К этому времени я уже не стеснялась говорить с королем на равных (по крайней мере, в стенах библиотеки) и не боялась возражать.
- Что-то я не припомню, чтобы большая ученость спасала от ошибок и крови. Вспомните хотя бы Сенеку. Он воспитывал Нерона и вырастил императора, который оказался непревзойденным только в одном: в бессмысленности совершенных им злодеяний.
- Может быть, ваш Сенека просто не был таким уж умным, каким его рисуют. Зато Александр Великий учился у Аристотеля и потом завоевал полмира. Но давайте оставим на время великих людей и вернемся к простым. Отец передавал мне рассказ деда о том, как тот, еще совсем молодым, в погоне за кабаном однажды вдруг выбежал к реке и увидел на другом берегу - впервые! - ослепительные белые стены.
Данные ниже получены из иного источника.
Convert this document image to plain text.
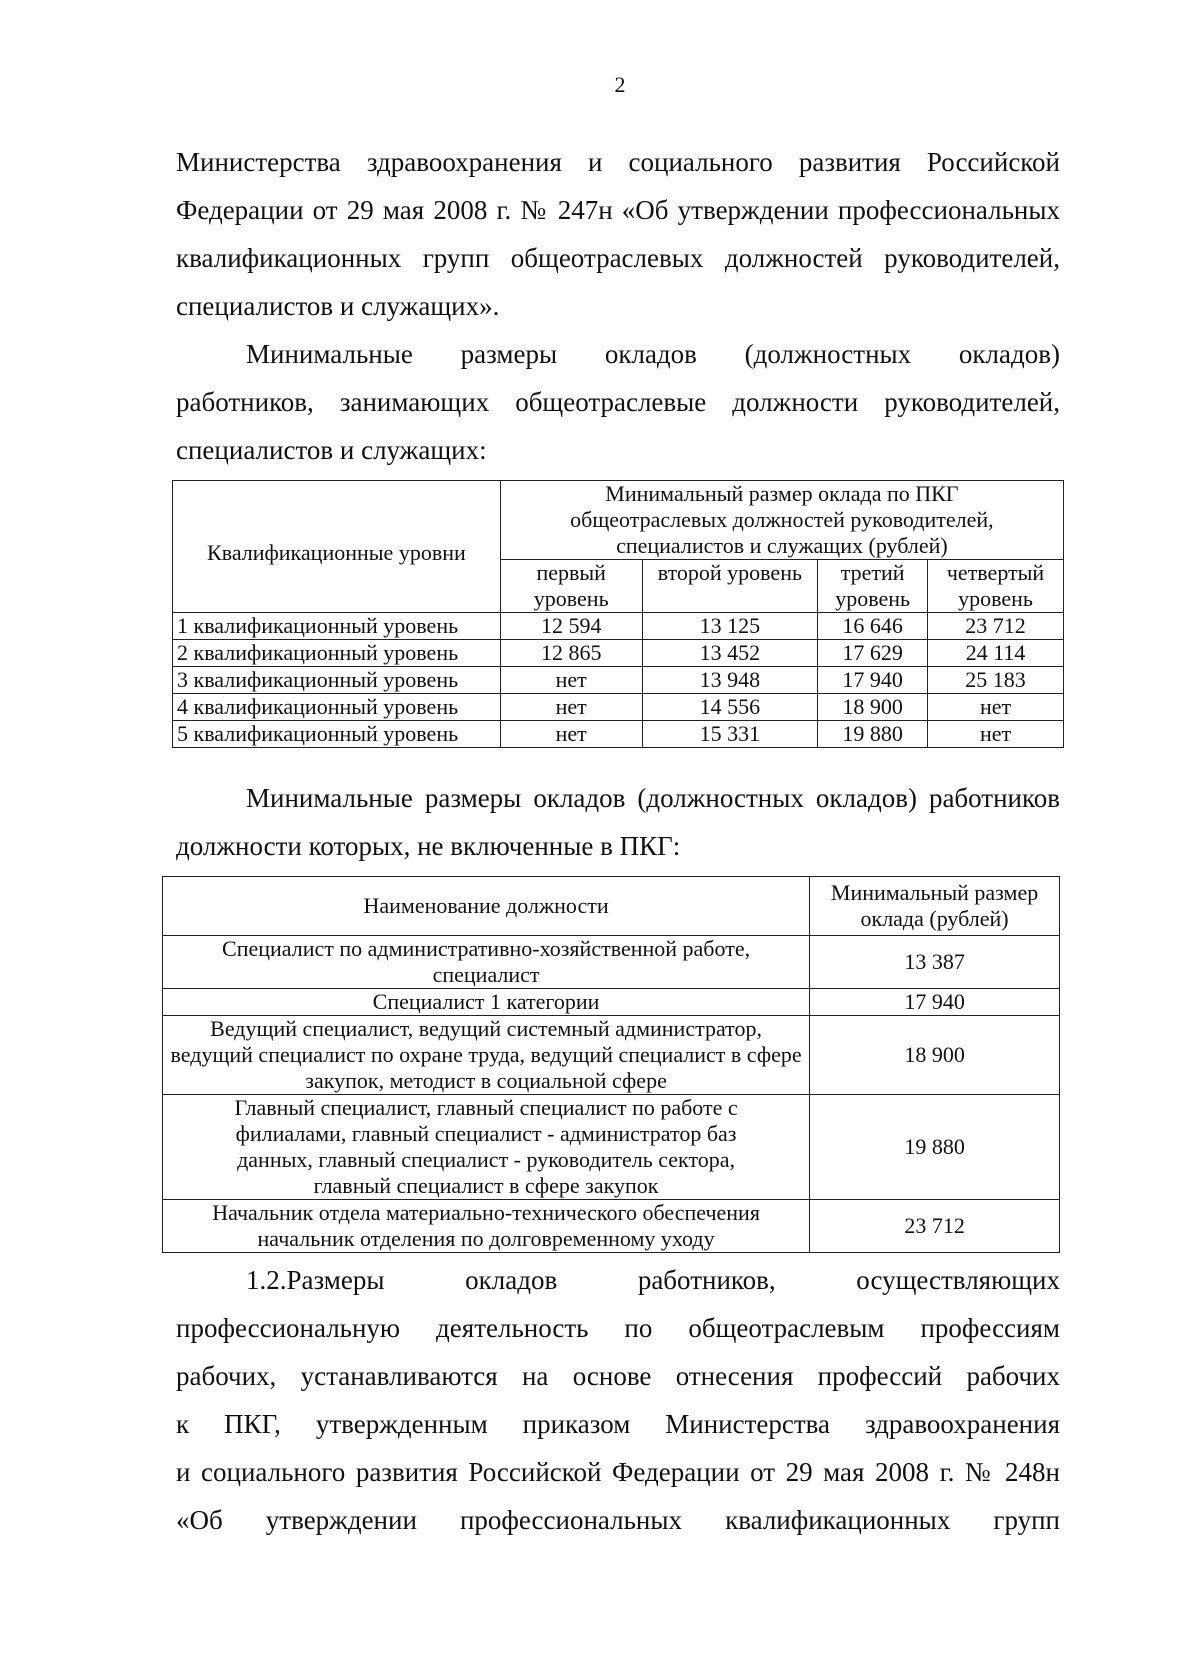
2

Министерства здравоохранения и социального развития Российской
Федерации от 29 мая 2008 г. № 247н «Об утверждении профессиональных
квалификационных групп общеотраслевых должностей руководителей,
специалистов и служащих».

Минимальные размеры окладов (должностных окладов)
работников, занимающих общеотраслевые должности руководителей,
специалистов и служащих:

Квалификационные уровни	Минимальный размер оклада по ПКГ общеотраслевых должностей руководителей, специалистов и служащих (рублей)			
	первый уровень	второй уровень	третий уровень	четвертый уровень
1 квалификационный уровень	12 594	13 125	16 646	23 712
2 квалификационный уровень	12 865	13 452	17 629	24 114
3 квалификационный уровень	нет	13 948	17 940	25 183
4 квалификационный уровень	нет	14 556	18 900	нет
5 квалификационный уровень	нет	15 331	19 880	нет

Минимальные размеры окладов (должностных окладов) работников
должности которых, не включенные в ПКГ:

Наименование должности	Минимальный размер оклада (рублей)
Специалист по административно-хозяйственной работе, специалист	13 387
Специалист 1 категории	17 940
Ведущий специалист, ведущий системный администратор, ведущий специалист по охране труда, ведущий специалист в сфере закупок, методист в социальной сфере	18 900
Главный специалист, главный специалист по работе с филиалами, главный специалист - администратор баз данных, главный специалист - руководитель сектора, главный специалист в сфере закупок	19 880
Начальник отдела материально-технического обеспечения начальник отделения по долговременному уходу	23 712

1.2.Размеры окладов работников, осуществляющих
профессиональную деятельность по общеотраслевым профессиям
рабочих, устанавливаются на основе отнесения профессий рабочих
к ПКГ, утвержденным приказом Министерства здравоохранения
и социального развития Российской Федерации от 29 мая 2008 г. № 248н
«Об утверждении профессиональных квалификационных групп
Римский город. Высокомерный в своей неприступности. Изнеженный в своем богатстве. Презрительный, недоступный, манящий.
Тут Атаулф садился на своего любимого конька и начинал рассуждать о том, как кочевое охотничье племя превращается в оседлый народ, начинает пахать землю, строить города, прокладывать дороги.
- Победить камень - вот в чем секрет. И металл. Власть над конем, над стадом овец, над диким оленем - это лишь первая ступень. Живое подчинилось тебе - теперь научись распоряжаться мертвым. Иудеи, бежавшие из Египта, выучились у египтян делать кирпич и строить дома. Без этого они никогда не сумели бы создать свое государство.
Он объяснял мне вечную дилемму, выраставшую перед каждым племенем: они уже умели строить деревянные дома, но не умели возводить неприступные каменные стены. А если твой город не превращен в настоящую крепость, любой враг рано или поздно захватит его.